Since then, however, Mr Kohl may have put on a pound or two, eating his way through the regions in a gargantuan effort to catalogue the best of German cuisine.
The result is A Culinary Journey through the German Countryside, a fat tome containing more than 300 recipes. It is not for the quiche brigade. From ahzesupp, made with peas and a lot of cream and butter, to zwiebelsuppe, which relies on yet more butter and cheese for consistency, almost every page could have been sponsored by a society of heart surgeons. There are a few recipes leaning towards nouvelle cuisine, but one suspects those were the ones Mr Kohl admitted to not liking very much.
The Chancellor is more of a greasy wurst man. His favourite dishes are saumagen, fried potatoes and pasta, all consumed in copious quantities and washed down with spritzer.
He is also a man of tradition as well as substance, with a mission to tell the world about the sort of food his mother used to cook.
Through the book, whose profits will go to a charity chaired by Hannelore, the Kohls hope to demonstrate that there is more to the national culture than punctuality and thoroughness.
Germans love their food more than foreigners realise, and the dishes are better than they are given credit for, the Chancellor said.
The book launch, at a hotel renowned for its inflated prices and deflated souffles, provided a few samples of the couple's work.
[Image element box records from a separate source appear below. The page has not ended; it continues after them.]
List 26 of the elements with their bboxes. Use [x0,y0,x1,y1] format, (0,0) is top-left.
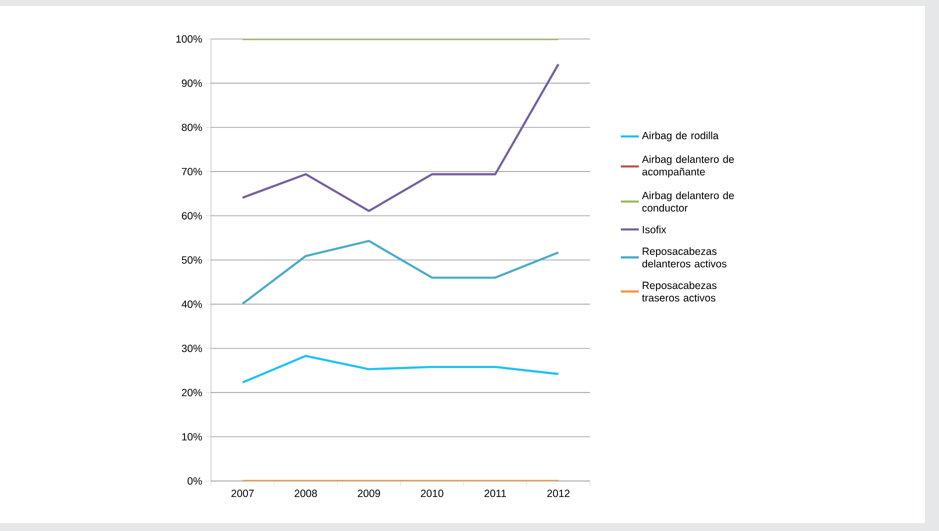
y-tick-label: 10% [182,433,202,440]
y-tick-label: 20% [182,388,202,396]
legend-label: Reposacabezas delanteros activos [642,247,726,268]
line-series [242,354,560,384]
x-tick-label: 2008 [294,490,317,498]
y-tick-label: 0% [188,477,202,485]
y-tick-label: 80% [182,124,202,132]
legend-label: Airbag delantero de acompañante [642,155,734,178]
x-tick-label: 2009 [358,490,380,498]
x-tick-label: 2012 [547,490,570,498]
x-tick-label: 2011 [484,490,506,498]
y-tick-label: 40% [182,300,202,308]
y-tick-label: 70% [182,168,202,176]
x-tick-label: 2007 [231,490,254,498]
y-tick-label: 90% [182,79,202,87]
line-series [242,63,560,212]
y-tick-label: 30% [182,344,202,352]
y-tick-label: 100% [176,35,202,43]
legend-label: Airbag de rodilla [642,132,719,142]
y-tick-label: 60% [182,212,202,220]
legend-label: Isofix [642,226,666,234]
legend-label: Airbag delantero de conductor [642,191,734,212]
y-tick-label: 50% [182,256,202,264]
legend-label: Reposacabezas traseros activos [642,281,717,302]
line-series [242,240,560,305]
x-tick-label: 2010 [420,490,444,498]
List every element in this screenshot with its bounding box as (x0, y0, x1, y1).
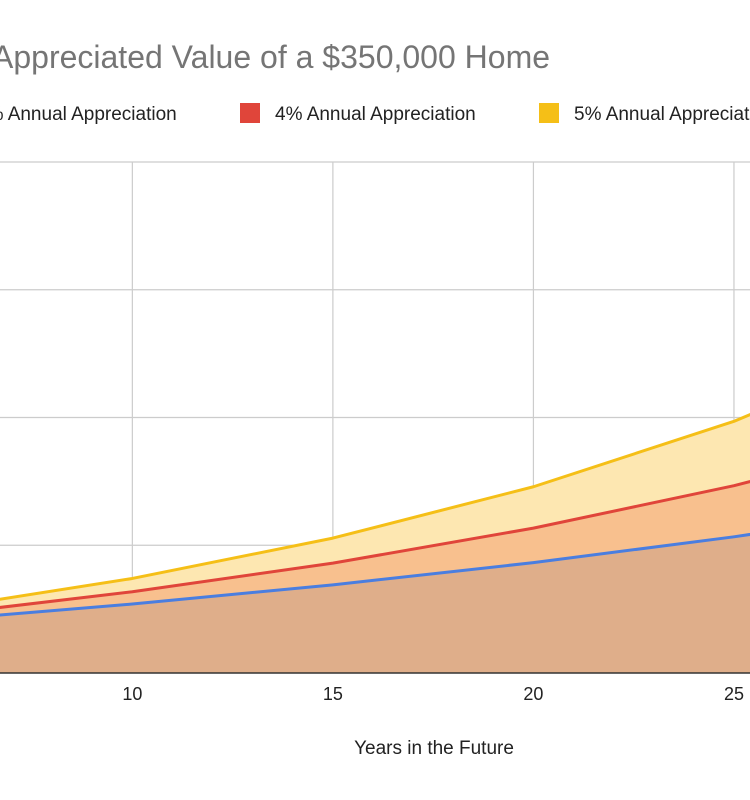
series-lines (0, 413, 750, 617)
series-line-0 (0, 532, 750, 617)
series-areas (0, 414, 750, 673)
legend-swatch-4pct (240, 103, 260, 123)
legend-label-3pct: 3% Annual Appreciation (0, 104, 177, 125)
series-line-2 (0, 413, 750, 601)
series-area-0 (0, 534, 750, 673)
legend-swatch-5pct (539, 103, 559, 123)
legend-label-4pct: 4% Annual Appreciation (275, 104, 476, 125)
x-axis-title: Years in the Future (354, 738, 514, 759)
chart-title: Appreciated Value of a $350,000 Home (0, 39, 550, 75)
x-tick-label: 15 (323, 684, 343, 704)
legend-label-5pct: 5% Annual Appreciation (574, 104, 750, 125)
x-tick-labels: 10 15 20 25 (122, 684, 744, 704)
series-line-1 (0, 480, 750, 609)
legend: 3% Annual Appreciation 4% Annual Appreci… (0, 103, 750, 125)
x-tick-label: 20 (523, 684, 543, 704)
x-tick-label: 25 (724, 684, 744, 704)
x-tick-label: 10 (122, 684, 142, 704)
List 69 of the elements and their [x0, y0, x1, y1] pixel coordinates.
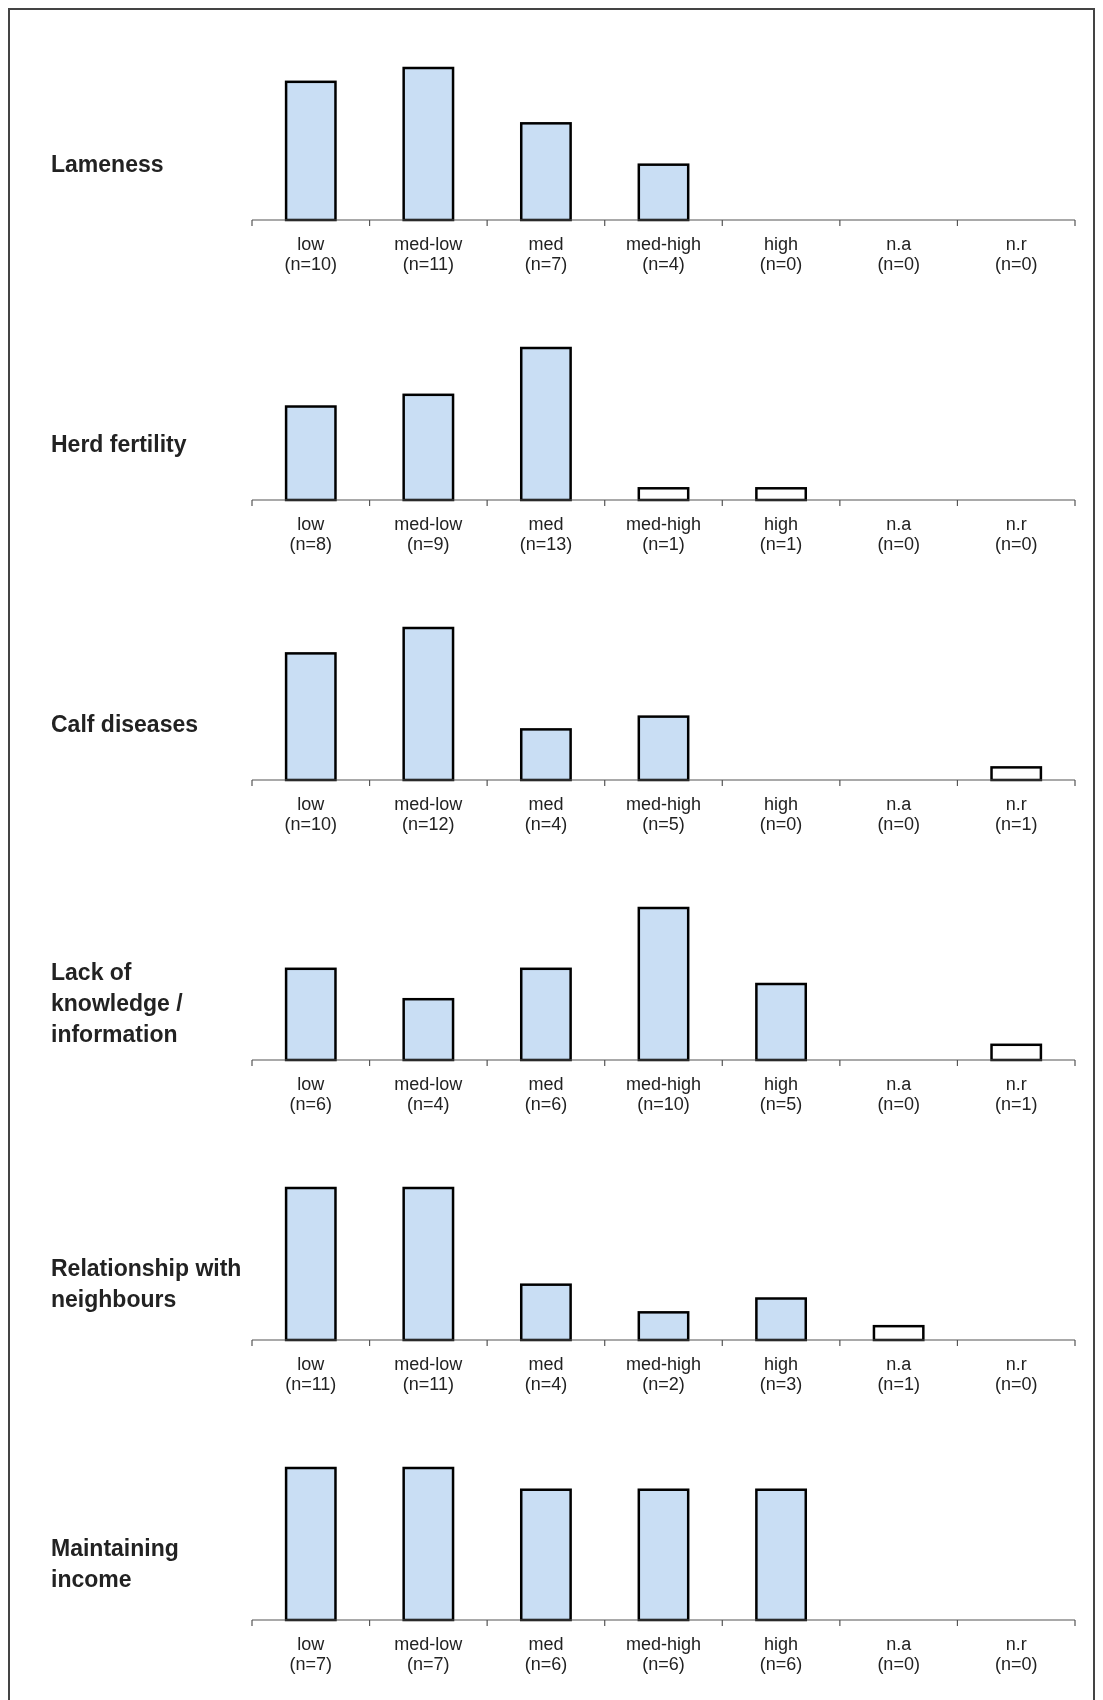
x-tick-label: high (n=5): [759, 1074, 803, 1114]
x-tick-label: n.a (n=1): [877, 1354, 920, 1394]
x-tick-label: med (n=4): [524, 1354, 568, 1394]
x-tick-label: med-low (n=4): [394, 1074, 464, 1114]
x-tick-label: med-low (n=11): [394, 234, 464, 274]
bar: [284, 405, 337, 502]
bar: [284, 652, 337, 782]
x-tick-label: n.r (n=0): [994, 1634, 1038, 1674]
x-tick-label: low (n=10): [284, 234, 338, 274]
bar: [519, 1283, 572, 1342]
x-tick-label: med-low (n=12): [394, 794, 464, 834]
bar: [519, 728, 572, 782]
bar: [637, 1311, 690, 1342]
x-tick-label: n.r (n=0): [994, 1354, 1038, 1394]
x-tick-label: high (n=6): [759, 1634, 803, 1674]
x-tick-label: med-high (n=1): [625, 514, 702, 554]
bar: [402, 66, 455, 222]
bar: [284, 80, 337, 222]
x-tick-label: med-low (n=11): [394, 1354, 464, 1394]
x-tick-label: n.a (n=0): [877, 514, 920, 554]
bar: [519, 346, 572, 502]
x-tick-label: n.a (n=0): [877, 234, 920, 274]
bar: [402, 626, 455, 782]
x-tick-label: n.r (n=1): [994, 794, 1038, 834]
x-tick-label: low (n=7): [289, 1634, 333, 1674]
x-tick-label: med (n=7): [524, 234, 568, 274]
bar: [284, 967, 337, 1062]
x-tick-label: med-high (n=10): [625, 1074, 702, 1114]
bar: [284, 1186, 337, 1342]
bar: [402, 393, 455, 502]
x-tick-label: high (n=1): [759, 514, 803, 554]
x-tick-label: n.r (n=1): [994, 1074, 1038, 1114]
text: Herd fertility: [51, 431, 187, 457]
text: Maintaining income: [51, 1535, 179, 1592]
text: Relationship with neighbours: [51, 1255, 242, 1312]
x-tick-label: n.r (n=0): [994, 234, 1038, 274]
bar: [755, 982, 808, 1062]
bar: [637, 906, 690, 1062]
bar: [755, 1297, 808, 1342]
x-tick-label: med-high (n=4): [625, 234, 702, 274]
x-tick-label: med-low (n=9): [394, 514, 464, 554]
x-tick-label: n.a (n=0): [877, 794, 920, 834]
x-tick-label: med (n=13): [519, 514, 573, 554]
x-tick-label: med (n=6): [524, 1634, 568, 1674]
x-tick-label: high (n=0): [759, 794, 803, 834]
text: Lack of knowledge / information: [51, 959, 184, 1047]
x-tick-label: high (n=0): [759, 234, 803, 274]
x-tick-label: med-high (n=2): [625, 1354, 702, 1394]
x-tick-label: low (n=6): [289, 1074, 333, 1114]
x-tick-label: n.a (n=0): [877, 1074, 920, 1114]
bar: [637, 715, 690, 782]
x-tick-label: med (n=4): [524, 794, 568, 834]
x-tick-label: high (n=3): [759, 1354, 803, 1394]
bar: [637, 163, 690, 222]
x-tick-label: med-high (n=5): [625, 794, 702, 834]
x-tick-label: n.r (n=0): [994, 514, 1038, 554]
bar: [402, 1186, 455, 1342]
x-tick-label: low (n=11): [285, 1354, 337, 1394]
text: Lameness: [51, 151, 164, 177]
x-tick-label: n.a (n=0): [877, 1634, 920, 1674]
bar: [519, 967, 572, 1062]
bar: [402, 997, 455, 1062]
x-tick-label: med-low (n=7): [394, 1634, 464, 1674]
x-tick-label: med-high (n=6): [625, 1634, 702, 1674]
x-tick-label: low (n=8): [289, 514, 333, 554]
bar: [519, 122, 572, 222]
x-tick-label: med (n=6): [524, 1074, 568, 1114]
x-tick-label: low (n=10): [284, 794, 338, 834]
text: Calf diseases: [51, 711, 199, 737]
Apart from the minor detail that the dishes came from what used to be known as Austro- Hungary, and not Germany, the fare was not exactly mouth-watering.
The tafelspitz - slices of pork embedded in a bed of finely-cut vegetables and jelly - was passable. The pork goulash that followed was awful: tasteless and runny. Perhaps lovers of German culture should stick to Wagner after all. Helmut's home cooking PALATINE SAUMAGEN (PIG'S STOMACH)
Ingredients (to make 3 1/2 to 4 kg)
1 pig's stomach (to be ordered in advance at your butcher's) 30 grammes clarified butter 1/2 kg pork 1 1/2 kg potatoes 1 1/2 kg minced meat 2 -3 tbsp salt 1/2 tsp pepper 1/2 tsp nutmeg 1 tsp marjoram 1/2 tsp ground cloves 1/2 tsp thyme 1/2 tsp ground cardamom 1/2 tsp basil 1 ground bayleaf 50 g onions (diced)
1. Cut the pork into fairly large cubes. Peel and dice the potatoes. Mix the pork, the potatoes and the minced meat and add the spices. 2. Rinse the stomach thoroughly. Tie up two of the stomach's openings with thread, and put the filling in through the third hole. Tie up this as well. (Do not overfill or it will burst.) 3. Put the pig's stomach into recently boiled water and simmer for three hours then drain it. 4. Fry the stomach in clarified butter and bake in pre-heated oven at 200C (400F). Serve with fresh bread, Palatine potatoes, sauerkraut and wine. Hannelore's tip: Should there be any leftovers, the stomach can be cut into slices and fried to a golden brown the following day.